Frustrated by the Canadian government, Noranda proposed a merger with Falconbridge in January 2005. In June 2005 Noranda and Falconbridge completed their merger, with Noranda essentially purchasing Falconbridge outright. However, the combined company continued under the name Falconbridge Limited, ending the Noranda name as a large mining company. Brascan saw its stake in the new company reduced to 20%, and in August 2005 they sold their share to Xstrata.
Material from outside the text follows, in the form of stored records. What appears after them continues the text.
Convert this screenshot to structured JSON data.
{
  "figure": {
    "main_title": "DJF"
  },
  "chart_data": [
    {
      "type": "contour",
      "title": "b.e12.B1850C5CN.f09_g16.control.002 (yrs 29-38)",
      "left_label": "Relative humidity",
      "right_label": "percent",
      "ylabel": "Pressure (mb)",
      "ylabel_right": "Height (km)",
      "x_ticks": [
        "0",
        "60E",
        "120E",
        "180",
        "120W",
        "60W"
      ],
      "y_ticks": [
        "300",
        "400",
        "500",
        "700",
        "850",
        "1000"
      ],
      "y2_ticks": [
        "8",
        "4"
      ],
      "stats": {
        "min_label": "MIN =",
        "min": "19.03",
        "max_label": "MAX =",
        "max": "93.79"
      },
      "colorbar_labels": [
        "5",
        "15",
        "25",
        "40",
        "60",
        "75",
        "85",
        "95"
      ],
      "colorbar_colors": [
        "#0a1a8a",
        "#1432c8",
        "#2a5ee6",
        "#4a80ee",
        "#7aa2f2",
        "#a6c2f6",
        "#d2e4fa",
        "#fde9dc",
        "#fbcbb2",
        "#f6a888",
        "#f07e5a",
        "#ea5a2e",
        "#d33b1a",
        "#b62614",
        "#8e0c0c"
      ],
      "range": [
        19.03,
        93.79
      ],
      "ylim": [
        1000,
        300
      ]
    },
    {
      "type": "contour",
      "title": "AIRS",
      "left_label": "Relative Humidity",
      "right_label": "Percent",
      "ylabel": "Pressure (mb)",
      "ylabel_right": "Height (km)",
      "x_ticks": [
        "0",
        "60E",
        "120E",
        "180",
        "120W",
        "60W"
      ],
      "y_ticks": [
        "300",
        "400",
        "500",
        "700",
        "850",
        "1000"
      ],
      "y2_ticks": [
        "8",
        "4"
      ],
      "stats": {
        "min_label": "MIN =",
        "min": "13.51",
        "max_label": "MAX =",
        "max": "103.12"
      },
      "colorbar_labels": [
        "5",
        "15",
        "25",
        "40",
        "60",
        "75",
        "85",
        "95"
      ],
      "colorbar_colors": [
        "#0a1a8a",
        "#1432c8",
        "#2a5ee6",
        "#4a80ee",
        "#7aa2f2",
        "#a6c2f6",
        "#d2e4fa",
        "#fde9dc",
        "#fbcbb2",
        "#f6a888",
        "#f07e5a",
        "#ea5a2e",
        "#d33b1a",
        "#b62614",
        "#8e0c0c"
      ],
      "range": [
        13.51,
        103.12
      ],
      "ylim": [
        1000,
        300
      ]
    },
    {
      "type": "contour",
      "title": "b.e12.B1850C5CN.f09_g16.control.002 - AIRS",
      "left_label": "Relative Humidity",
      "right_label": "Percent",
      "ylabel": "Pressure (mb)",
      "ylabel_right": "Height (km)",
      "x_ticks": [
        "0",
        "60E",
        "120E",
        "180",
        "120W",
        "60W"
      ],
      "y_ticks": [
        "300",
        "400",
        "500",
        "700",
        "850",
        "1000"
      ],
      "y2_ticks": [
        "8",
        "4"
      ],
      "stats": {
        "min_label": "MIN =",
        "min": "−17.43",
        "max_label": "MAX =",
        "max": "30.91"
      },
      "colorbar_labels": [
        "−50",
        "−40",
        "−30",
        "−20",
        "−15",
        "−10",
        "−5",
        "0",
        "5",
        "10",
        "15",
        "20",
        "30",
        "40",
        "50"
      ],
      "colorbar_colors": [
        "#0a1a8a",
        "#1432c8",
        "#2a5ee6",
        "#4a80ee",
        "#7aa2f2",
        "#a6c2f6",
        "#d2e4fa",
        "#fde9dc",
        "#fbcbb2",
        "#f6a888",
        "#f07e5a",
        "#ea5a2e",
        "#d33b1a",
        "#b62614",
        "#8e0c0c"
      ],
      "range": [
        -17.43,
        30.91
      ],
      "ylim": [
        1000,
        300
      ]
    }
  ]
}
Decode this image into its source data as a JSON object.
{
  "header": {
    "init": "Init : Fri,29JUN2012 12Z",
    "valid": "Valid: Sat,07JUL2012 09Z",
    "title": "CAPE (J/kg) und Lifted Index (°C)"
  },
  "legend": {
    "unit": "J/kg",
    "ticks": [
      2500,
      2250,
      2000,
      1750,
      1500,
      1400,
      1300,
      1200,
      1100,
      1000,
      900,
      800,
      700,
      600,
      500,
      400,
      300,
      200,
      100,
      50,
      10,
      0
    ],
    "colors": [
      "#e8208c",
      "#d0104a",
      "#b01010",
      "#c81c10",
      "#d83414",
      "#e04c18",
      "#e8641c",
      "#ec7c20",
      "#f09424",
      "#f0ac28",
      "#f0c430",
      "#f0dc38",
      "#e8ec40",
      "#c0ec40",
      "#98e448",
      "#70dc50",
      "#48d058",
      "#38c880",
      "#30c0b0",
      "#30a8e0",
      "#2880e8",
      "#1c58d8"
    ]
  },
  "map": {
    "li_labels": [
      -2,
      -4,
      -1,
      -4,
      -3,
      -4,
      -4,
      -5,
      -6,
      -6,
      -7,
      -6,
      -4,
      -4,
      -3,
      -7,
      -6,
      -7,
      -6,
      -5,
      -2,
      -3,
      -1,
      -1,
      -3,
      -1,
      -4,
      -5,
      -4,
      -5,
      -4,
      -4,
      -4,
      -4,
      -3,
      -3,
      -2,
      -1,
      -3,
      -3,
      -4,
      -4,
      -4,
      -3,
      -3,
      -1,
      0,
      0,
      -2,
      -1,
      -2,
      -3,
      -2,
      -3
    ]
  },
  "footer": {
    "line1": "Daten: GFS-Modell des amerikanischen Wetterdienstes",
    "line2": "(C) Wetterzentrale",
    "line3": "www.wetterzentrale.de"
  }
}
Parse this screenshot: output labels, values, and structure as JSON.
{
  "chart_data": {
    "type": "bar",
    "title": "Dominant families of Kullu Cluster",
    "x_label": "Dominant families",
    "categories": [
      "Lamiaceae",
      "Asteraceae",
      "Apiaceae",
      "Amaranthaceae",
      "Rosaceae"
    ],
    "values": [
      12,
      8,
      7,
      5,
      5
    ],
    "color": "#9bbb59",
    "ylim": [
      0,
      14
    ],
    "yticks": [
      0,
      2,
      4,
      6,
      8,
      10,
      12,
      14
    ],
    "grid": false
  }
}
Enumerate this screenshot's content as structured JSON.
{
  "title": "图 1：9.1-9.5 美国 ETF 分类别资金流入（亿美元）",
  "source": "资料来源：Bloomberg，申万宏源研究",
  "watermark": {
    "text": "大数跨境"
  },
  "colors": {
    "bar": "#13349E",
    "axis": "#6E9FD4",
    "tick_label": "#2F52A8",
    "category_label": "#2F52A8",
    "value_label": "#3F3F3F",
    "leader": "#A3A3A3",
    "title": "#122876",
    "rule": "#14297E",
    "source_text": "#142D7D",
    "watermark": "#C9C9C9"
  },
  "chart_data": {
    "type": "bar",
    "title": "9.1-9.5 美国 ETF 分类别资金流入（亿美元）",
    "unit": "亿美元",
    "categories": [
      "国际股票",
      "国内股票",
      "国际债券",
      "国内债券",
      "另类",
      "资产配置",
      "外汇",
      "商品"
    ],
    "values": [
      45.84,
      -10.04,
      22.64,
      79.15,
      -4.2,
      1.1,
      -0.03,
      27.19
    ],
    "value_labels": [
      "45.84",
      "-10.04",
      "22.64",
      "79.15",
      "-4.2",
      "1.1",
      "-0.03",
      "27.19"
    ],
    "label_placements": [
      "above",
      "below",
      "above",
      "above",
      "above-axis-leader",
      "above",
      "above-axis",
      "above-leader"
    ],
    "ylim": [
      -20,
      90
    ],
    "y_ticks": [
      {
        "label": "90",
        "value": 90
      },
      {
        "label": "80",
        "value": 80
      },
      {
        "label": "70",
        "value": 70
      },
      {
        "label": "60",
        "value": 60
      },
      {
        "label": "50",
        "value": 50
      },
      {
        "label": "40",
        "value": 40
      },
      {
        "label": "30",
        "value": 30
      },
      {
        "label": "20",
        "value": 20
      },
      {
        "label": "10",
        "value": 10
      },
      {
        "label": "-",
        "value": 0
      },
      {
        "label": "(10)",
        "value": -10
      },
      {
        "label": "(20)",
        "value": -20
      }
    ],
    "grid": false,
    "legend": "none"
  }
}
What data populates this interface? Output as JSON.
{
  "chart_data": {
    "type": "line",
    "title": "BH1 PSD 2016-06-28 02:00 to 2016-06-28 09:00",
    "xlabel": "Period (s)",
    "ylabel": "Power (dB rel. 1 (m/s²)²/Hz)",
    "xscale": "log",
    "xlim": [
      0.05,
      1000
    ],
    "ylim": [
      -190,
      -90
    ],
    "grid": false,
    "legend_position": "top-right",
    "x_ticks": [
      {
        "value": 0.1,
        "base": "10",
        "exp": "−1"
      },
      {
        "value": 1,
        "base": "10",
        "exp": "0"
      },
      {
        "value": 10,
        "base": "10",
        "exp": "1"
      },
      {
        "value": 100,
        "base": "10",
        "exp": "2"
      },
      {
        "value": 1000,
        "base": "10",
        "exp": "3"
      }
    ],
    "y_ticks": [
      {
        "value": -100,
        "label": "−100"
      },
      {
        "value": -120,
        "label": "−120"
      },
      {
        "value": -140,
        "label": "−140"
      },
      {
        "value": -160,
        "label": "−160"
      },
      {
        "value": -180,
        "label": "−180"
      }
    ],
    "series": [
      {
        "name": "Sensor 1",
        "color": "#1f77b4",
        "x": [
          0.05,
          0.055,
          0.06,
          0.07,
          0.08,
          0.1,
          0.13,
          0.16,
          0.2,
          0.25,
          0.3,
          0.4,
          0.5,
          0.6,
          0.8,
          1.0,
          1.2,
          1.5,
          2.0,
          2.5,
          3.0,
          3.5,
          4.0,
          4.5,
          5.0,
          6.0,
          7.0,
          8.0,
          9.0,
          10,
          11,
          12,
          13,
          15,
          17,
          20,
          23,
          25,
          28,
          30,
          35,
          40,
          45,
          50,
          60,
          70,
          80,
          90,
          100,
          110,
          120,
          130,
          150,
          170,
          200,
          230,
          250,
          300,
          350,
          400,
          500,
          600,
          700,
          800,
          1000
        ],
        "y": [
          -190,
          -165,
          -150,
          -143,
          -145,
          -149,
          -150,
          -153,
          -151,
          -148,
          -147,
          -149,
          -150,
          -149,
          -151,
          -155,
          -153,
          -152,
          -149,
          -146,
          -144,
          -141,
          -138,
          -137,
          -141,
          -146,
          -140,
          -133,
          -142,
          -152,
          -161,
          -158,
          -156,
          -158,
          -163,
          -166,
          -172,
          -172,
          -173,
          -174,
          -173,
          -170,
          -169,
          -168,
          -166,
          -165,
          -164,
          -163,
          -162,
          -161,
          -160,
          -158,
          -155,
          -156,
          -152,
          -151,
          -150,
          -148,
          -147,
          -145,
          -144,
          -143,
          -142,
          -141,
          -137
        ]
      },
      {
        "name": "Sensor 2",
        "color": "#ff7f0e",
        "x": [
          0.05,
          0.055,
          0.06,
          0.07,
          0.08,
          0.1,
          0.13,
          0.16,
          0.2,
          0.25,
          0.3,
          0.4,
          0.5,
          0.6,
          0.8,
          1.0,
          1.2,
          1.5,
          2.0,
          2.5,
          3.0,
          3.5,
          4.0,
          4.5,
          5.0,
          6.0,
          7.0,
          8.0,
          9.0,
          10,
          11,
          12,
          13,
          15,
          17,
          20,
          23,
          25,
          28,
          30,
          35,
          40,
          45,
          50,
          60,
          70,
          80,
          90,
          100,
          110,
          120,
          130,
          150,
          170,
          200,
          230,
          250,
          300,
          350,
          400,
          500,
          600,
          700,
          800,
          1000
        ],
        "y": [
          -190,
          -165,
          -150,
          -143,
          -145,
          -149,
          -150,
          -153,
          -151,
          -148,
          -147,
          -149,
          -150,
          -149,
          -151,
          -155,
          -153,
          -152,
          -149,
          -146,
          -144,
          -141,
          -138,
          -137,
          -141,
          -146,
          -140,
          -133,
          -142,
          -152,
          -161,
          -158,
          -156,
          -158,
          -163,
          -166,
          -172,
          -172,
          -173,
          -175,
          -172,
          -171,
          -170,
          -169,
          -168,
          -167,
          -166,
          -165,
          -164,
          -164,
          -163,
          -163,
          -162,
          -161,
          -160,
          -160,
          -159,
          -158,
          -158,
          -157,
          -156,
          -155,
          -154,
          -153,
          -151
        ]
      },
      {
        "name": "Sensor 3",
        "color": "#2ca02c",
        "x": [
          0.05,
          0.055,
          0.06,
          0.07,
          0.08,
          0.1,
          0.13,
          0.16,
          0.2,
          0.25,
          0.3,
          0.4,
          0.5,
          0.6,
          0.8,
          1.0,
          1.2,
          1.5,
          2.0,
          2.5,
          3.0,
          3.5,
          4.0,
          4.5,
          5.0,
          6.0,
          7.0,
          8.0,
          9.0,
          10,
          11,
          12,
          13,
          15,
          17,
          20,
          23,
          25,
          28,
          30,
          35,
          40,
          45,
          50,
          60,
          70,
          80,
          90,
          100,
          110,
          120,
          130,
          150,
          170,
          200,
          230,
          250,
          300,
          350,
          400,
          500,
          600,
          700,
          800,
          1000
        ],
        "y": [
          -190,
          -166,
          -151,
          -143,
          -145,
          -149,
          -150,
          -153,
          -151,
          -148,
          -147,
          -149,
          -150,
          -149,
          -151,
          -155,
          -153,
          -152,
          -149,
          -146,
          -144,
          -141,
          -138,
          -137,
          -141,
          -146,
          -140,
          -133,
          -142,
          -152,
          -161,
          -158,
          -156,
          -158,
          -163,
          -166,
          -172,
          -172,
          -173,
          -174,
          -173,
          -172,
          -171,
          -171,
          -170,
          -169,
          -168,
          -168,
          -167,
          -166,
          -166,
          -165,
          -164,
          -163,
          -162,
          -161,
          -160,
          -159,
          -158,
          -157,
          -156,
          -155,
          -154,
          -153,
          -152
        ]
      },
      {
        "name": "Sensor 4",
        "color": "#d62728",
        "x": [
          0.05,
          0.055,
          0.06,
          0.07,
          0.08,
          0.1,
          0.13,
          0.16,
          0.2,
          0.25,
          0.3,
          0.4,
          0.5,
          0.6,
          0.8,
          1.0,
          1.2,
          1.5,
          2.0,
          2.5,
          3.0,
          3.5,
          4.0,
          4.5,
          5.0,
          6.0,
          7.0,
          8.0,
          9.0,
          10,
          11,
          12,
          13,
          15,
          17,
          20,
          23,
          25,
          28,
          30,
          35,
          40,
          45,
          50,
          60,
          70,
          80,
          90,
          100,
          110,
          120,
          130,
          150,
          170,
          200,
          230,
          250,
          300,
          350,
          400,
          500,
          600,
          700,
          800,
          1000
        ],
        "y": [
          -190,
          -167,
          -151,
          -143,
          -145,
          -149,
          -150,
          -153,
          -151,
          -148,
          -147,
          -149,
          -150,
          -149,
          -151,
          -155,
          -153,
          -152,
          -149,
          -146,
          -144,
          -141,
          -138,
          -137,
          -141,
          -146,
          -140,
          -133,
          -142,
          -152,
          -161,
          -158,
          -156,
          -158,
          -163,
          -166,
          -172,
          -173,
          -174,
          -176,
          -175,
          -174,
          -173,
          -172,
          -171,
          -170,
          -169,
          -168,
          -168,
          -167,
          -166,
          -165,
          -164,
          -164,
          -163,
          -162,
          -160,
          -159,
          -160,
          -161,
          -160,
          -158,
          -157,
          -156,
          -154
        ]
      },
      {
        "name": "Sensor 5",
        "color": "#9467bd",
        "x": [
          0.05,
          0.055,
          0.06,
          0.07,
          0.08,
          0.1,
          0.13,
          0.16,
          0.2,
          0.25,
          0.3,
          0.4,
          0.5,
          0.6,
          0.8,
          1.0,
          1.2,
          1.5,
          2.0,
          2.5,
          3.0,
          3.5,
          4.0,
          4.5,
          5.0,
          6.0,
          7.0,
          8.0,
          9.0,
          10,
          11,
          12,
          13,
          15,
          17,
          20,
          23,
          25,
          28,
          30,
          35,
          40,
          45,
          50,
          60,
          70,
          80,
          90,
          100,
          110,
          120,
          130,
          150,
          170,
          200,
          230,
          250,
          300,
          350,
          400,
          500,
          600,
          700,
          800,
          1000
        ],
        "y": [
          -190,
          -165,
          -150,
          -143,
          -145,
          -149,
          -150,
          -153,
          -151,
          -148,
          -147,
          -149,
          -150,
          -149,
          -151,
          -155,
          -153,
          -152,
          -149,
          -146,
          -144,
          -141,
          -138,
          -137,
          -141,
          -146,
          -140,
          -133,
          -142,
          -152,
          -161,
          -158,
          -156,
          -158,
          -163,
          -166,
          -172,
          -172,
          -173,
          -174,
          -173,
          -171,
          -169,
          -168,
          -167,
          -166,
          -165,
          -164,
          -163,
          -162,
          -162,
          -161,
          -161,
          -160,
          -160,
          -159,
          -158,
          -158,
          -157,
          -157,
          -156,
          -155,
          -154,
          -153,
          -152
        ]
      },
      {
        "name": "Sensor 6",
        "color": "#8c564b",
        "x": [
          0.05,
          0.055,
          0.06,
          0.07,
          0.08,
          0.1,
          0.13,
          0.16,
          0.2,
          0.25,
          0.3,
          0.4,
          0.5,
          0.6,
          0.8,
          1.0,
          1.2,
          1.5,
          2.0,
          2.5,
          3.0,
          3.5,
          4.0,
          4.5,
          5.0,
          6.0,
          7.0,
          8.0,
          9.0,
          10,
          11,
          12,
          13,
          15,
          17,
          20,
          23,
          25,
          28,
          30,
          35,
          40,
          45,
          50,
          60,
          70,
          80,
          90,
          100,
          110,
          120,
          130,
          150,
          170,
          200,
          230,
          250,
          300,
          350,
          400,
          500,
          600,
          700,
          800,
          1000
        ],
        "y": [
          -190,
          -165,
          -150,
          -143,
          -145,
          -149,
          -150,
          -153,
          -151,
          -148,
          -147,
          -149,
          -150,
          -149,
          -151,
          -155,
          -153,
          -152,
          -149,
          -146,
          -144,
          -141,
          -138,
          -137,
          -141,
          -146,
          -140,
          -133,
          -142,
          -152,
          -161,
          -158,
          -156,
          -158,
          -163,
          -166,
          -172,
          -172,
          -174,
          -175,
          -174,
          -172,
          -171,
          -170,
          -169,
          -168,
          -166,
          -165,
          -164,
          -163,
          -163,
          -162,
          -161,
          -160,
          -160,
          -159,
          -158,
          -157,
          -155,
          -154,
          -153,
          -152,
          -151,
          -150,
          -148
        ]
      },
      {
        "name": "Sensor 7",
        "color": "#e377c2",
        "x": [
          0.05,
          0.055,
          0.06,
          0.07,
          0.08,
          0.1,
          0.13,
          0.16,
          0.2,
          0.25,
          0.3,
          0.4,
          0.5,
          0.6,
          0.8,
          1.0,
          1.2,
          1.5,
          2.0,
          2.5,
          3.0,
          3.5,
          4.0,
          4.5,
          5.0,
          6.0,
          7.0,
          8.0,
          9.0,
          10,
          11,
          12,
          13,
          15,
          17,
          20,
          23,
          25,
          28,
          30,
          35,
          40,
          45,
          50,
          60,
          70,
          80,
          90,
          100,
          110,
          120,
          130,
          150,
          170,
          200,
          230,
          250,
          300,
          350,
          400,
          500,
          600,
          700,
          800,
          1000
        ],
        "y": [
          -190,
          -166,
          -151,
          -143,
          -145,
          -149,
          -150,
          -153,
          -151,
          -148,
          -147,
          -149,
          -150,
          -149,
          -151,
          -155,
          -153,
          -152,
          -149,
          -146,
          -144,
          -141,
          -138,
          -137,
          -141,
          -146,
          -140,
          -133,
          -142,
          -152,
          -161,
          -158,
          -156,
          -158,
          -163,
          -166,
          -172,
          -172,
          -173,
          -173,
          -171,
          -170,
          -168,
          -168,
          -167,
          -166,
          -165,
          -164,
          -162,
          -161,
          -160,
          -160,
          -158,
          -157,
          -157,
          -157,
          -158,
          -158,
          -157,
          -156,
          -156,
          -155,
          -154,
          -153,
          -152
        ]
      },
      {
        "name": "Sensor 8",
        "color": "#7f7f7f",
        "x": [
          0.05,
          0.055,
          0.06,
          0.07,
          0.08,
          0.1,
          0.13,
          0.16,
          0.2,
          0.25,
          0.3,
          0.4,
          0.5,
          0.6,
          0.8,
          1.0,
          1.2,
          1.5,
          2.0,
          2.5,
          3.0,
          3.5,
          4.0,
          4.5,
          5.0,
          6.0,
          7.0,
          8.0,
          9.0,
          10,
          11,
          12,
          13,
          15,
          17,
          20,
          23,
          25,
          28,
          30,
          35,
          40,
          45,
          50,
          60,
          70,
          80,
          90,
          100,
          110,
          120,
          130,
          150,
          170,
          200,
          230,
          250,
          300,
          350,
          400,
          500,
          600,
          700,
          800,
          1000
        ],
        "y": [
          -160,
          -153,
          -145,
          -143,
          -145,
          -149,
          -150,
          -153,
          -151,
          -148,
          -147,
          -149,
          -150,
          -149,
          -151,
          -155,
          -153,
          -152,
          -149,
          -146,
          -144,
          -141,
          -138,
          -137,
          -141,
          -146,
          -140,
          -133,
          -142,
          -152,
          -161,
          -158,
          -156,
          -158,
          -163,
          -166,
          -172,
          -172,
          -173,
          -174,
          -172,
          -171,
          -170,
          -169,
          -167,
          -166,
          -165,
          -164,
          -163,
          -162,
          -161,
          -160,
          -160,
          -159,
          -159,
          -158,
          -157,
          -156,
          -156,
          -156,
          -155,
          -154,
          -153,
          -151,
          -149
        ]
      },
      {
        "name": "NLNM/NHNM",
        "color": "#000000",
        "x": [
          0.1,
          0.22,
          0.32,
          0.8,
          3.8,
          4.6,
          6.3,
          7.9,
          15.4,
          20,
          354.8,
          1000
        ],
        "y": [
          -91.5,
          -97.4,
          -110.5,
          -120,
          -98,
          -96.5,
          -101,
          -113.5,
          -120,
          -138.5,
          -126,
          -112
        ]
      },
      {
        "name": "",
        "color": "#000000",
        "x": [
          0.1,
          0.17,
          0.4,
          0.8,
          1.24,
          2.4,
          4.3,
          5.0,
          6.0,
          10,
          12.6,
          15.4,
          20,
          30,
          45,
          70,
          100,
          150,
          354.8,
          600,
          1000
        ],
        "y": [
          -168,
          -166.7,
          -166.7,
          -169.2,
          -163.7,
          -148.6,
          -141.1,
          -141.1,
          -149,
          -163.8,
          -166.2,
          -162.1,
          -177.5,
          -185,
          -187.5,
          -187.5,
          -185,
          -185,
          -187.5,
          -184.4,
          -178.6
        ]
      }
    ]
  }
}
Less than a year after completing its merger with Falconbridge, the new company was fully acquired by Xstrata. The Noranda name continues for companies with Noranda Aluminum, which was the spun off by Xstrata, and the Noranda Income Fund which is a large zinc refinery in Salaberry-de-Valleyfield, Quebec.

==Scotland and Wales==
Noranda Mines also operated in the UK in the early 70's with active exploration programs in Scotland and north Wales. The exploration program consisted of soil and stream sampling and limited Induced Polarisation and fluxgate magnetometer surveys. These programs were sufficiently advanced to give rise to drilling programs in Snowdonia (Hafod y llan) either side of the Watkin path, and also in Wester Ross just outside Locharron. Copper mineralisation was encountered in the Welsh drilling program but essentially nothing in Wester Ross.
Drilling in Snowdonia was with a hand portable x-ray rig capable of reaching approximately 100 ft and in Wester Ross with a Boyles Bros. rotary rig drilling to approximately 1000 ft.

== Leadership ==

=== President ===

1. James Young Murdoch, 1922–1956
2. John Ross Bradfield, 1956–1964
3. Richard Valentine Porritt, 1964–1968
4. Alfred Powis, 1968–1982
5. Adam Hartley Zimmerman, 1982–1987
6. David Wylie Kerr, 1987–1995
7. Edward Courtney Pratt, 1995–1997
8. David Wylie Kerr, 1997–2001
9. Derek George Pannell, 2001–2005

=== Chairman of the Board ===

1. James Young Murdoch, 1956–1962
2. John Ross Bradfield, 1964–1974
3. William Stanley Row, 1974–1977
4. Alfred Powis, 1977–1995
5. David Wylie Kerr, 1995–1997
6. Edward Courtney Pratt, 1997–1998
7. Robert James Harding, 1998–2001
8. David Wylie Kerr, 2001–2002

==Company histories==

- Robert, Leslie. Noranda. Clark, Irwin & Company Limited, 1956.